Intrigant d’abord par la sobriété de sa direction artistique pleine de délicatesse, Arise envoûte en second lieu par ses mécaniques extrapolant autour du contrôle du temps. Bien que jouable également en solo, il nous invite à nous partager les tâches en duo, l’un se chargeant de toute la dimension plate-forme du périple tandis que l’autre hérite des effets relatifs à la manipulation temporelle. Exigeant une synchronisation parfaite entre les deux joueurs, le titre offre ainsi deux angles de vue distincts sur une même expérience narrative, celle-ci prenant d’ailleurs bien vite le pas sur tout le reste tant on appréhende le cours tragique que ne peut manquer de prendre le récit. Ce sont alors toutes les composantes visuelles qui se transforment au fil des niveaux, la joie et l’euphorie du bonheur laissant la place au désespoir de se retrouver seul pour affronter la vie.
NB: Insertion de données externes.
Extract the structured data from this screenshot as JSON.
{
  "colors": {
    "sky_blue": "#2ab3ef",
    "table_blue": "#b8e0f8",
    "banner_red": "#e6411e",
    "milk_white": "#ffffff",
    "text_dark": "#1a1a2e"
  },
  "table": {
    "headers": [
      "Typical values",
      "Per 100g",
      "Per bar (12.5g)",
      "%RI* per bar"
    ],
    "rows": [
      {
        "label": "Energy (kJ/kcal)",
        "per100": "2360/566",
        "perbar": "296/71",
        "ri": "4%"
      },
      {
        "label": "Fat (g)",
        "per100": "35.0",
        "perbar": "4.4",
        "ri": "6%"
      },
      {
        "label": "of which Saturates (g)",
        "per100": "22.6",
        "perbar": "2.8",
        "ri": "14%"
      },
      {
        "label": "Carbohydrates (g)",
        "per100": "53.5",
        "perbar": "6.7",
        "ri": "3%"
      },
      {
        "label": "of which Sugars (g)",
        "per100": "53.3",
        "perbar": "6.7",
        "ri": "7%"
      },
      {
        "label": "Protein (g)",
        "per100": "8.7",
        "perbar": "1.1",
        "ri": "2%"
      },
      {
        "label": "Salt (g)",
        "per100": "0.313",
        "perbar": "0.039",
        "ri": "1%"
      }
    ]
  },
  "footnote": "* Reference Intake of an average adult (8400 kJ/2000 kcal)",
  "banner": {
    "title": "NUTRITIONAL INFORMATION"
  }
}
Si le fait de revenir dans le temps ou de le faire avancer ne change rien à l’inéluctabilité des événements, cela se répercute directement sur notre environnement, le temps passant plus vite ou se retrouvant brutalement figé sur lui-même selon nos directives. Passer d’une saison à l’autre remodèle les aléas du terrain, saupoudrant les tapis de fleurs d’une épaisse couche de neige ou altérant le niveau des cours d’eau pour nous accorder toujours de nouveaux moyens de progresser. Volontairement simpliste, la plate-forme n’est jamais un frein à l’expérience de jeu dans la mesure où le contrôle du temps est là pour baliser le parcours du vieil homme, capable tout de même de jolies prouesses grâce à son grappin. Les bourdons géants peuvent alors faire office de cerfs-volants voyageurs et la nature s’anime à la moindre de nos sollicitations.
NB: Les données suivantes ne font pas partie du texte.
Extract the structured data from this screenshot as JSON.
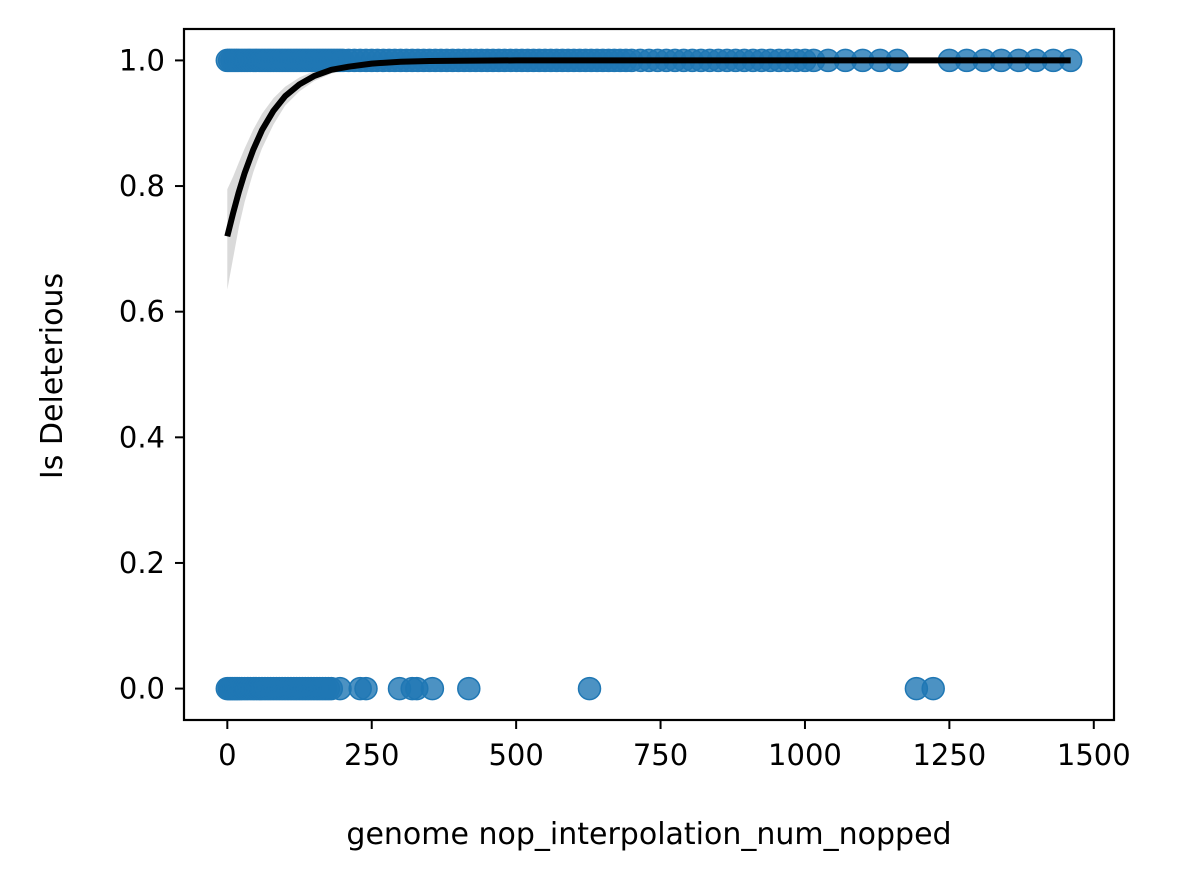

Même si ce voyage introspectif est court, il comporte son lot de moments touchants et poétiques parfois grisants, comme lorsque toute une forêt de tournesols bascule suivant notre bon vouloir ou que la musique prend son envol tandis qu’un improbable courant d’air nous transporte à toute vitesse au gré du vent. Mais pour en savoir plus sur le parcours émotionnel du vieil homme, il convient de fouiller les moindres recoins du jeu pour partir en quête des fragments de souvenirs qui traduisent en images les bribes de son douloureux passé.
Dans un carnet de développement du jeu, les créateurs d’Arise révèlent avoir fait en sorte que le protagoniste n’ait pas d’yeux afin que les émotions qui l’assaillent ne soient que suggérées au joueur, suivant le principe de l’empathie. Et le résultat est confondant d’efficacité. Ce que le vieil homme n’exprime pas ou se retient d’exprimer, le joueur le reçoit de plein fouet sans que le jeu ait besoin d’en faire des tonnes dans sa mise en scène. En se contentant de nous bercer par sa musique et la mélancolie du voyage sans retour de cet homme livré à lui-même, Arise trouve les mots justes pour nous happer jusqu’à son dénouement. Tout en retenue, le titre surprend d’autant plus lorsqu’il reprend musicalement le dessus ou lorsqu’il nous confronte aux allégories des sentiments qui rongent notre personnage de l’intérieur. Le genre d’expérience qui donne presque envie d’être parcourue en fermant les yeux pour tenter de discerner encore mieux tout ce que le jeu ne veut pas nous dire.